Google has pledged to ameliorate its web app review process after being fooled by some attackers. A group of phishers used Google’s web platform and published an app named Google Docs. The app camouflaged as Google Doc appeared as the authentic Goggle app. Many users used the apps thinking it to be Google’s products. Google had to find out the culprits and block the applications after a tedious search of three hours. Google finally blacklisted the duped app and sent out warning and updates to all its users via Gmail.
Google now has officially released a statement that they are working hard in replenishment of the web app review process.
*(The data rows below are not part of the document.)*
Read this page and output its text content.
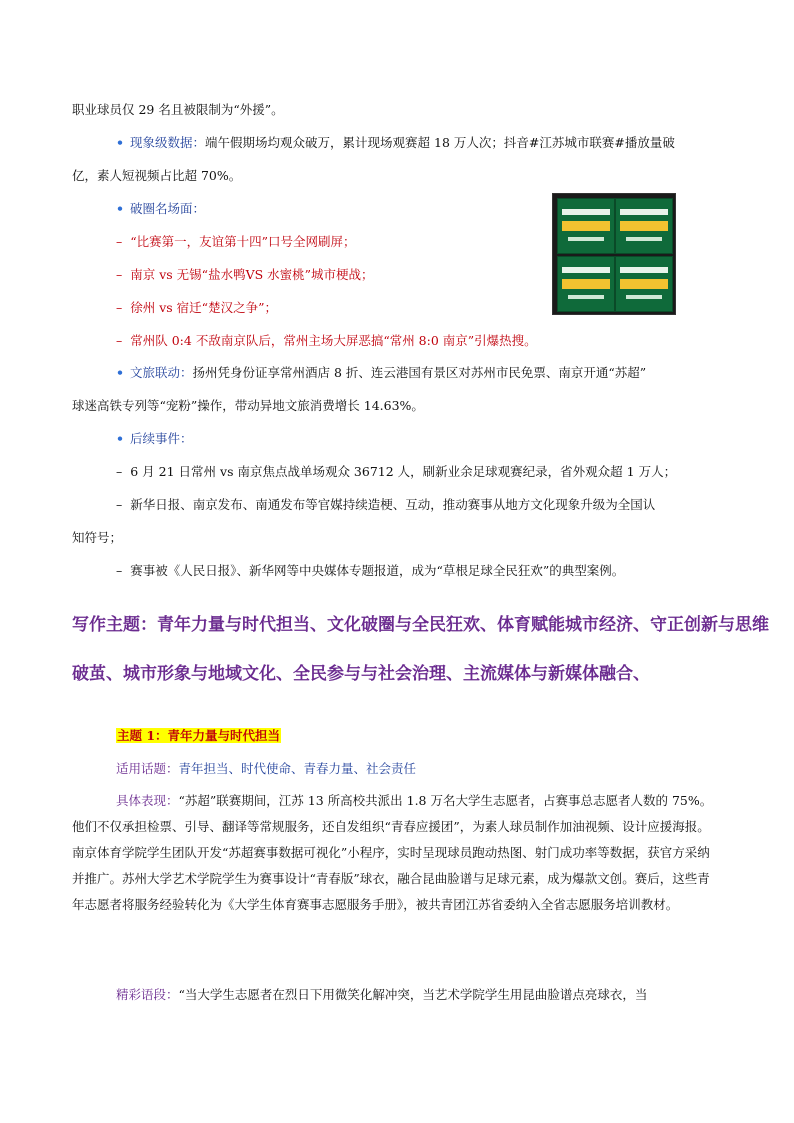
职业球员仅 29 名且被限制为“外援”。
• 现象级数据：端午假期场均观众破万，累计现场观赛超 18 万人次；抖音#江苏城市联赛#播放量破
亿，素人短视频占比超 70%。
• 破圈名场面：
– “比赛第一，友谊第十四”口号全网刷屏；
– 南京 vs 无锡“盐水鸭VS 水蜜桃”城市梗战；
– 徐州 vs 宿迁“楚汉之争”；
– 常州队 0:4 不敌南京队后，常州主场大屏恶搞“常州 8:0 南京”引爆热搜。
• 文旅联动：扬州凭身份证享常州酒店 8 折、连云港国有景区对苏州市民免票、南京开通“苏超”
球迷高铁专列等“宠粉”操作，带动异地文旅消费增长 14.63%。
• 后续事件：
– 6 月 21 日常州 vs 南京焦点战单场观众 36712 人，刷新业余足球观赛纪录，省外观众超 1 万人；
– 新华日报、南京发布、南通发布等官媒持续造梗、互动，推动赛事从地方文化现象升级为全国认
知符号；
– 赛事被《人民日报》、新华网等中央媒体专题报道，成为“草根足球全民狂欢”的典型案例。
写作主题：青年力量与时代担当、文化破圈与全民狂欢、体育赋能城市经济、守正创新与思维
破茧、城市形象与地域文化、全民参与与社会治理、主流媒体与新媒体融合、
主题 1：青年力量与时代担当
适用话题：青年担当、时代使命、青春力量、社会责任
具体表现：“苏超”联赛期间，江苏 13 所高校共派出 1.8 万名大学生志愿者，占赛事总志愿者人数的 75%。他们不仅承担检票、引导、翻译等常规服务，还自发组织“青春应援团”，为素人球员制作加油视频、设计应援海报。南京体育学院学生团队开发“苏超赛事数据可视化”小程序，实时呈现球员跑动热图、射门成功率等数据，获官方采纳并推广。苏州大学艺术学院学生为赛事设计“青春版”球衣，融合昆曲脸谱与足球元素，成为爆款文创。赛后，这些青年志愿者将服务经验转化为《大学生体育赛事志愿服务手册》，被共青团江苏省委纳入全省志愿服务培训教材。
精彩语段：“当大学生志愿者在烈日下用微笑化解冲突，当艺术学院学生用昆曲脸谱点亮球衣，当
The Mountain View giant is also looking into the approach with regards to the publishing process for web apps that request user data.
Google said that its API’s user data policy states that “apps must not mislead users” and that their names “should be unique to [the] application and should not copy others”. But despite the regulations, the process of enforcing this policy have been failure. There was lackluster in implementation which has been proved from time to time with every mishap that occurred with Google. Now to fix the growing menace, Google is updating its web app publishing process, its risk assessment systems, as well as the user-facing consent page for apps. The change will not affect the user side. A normal user will not notice any change but the change is inevitable for developers. The new set of rules and regulations should be abided by the developers while publishing their web apps.
For example, now some web apps might even require a manual review by Google before publishing publicly. Developers will also have to manually request review during an app’s testing phase, and wait for about a week until Google acknowledges. The new set of changes are surely going to prevent such phishing attacks.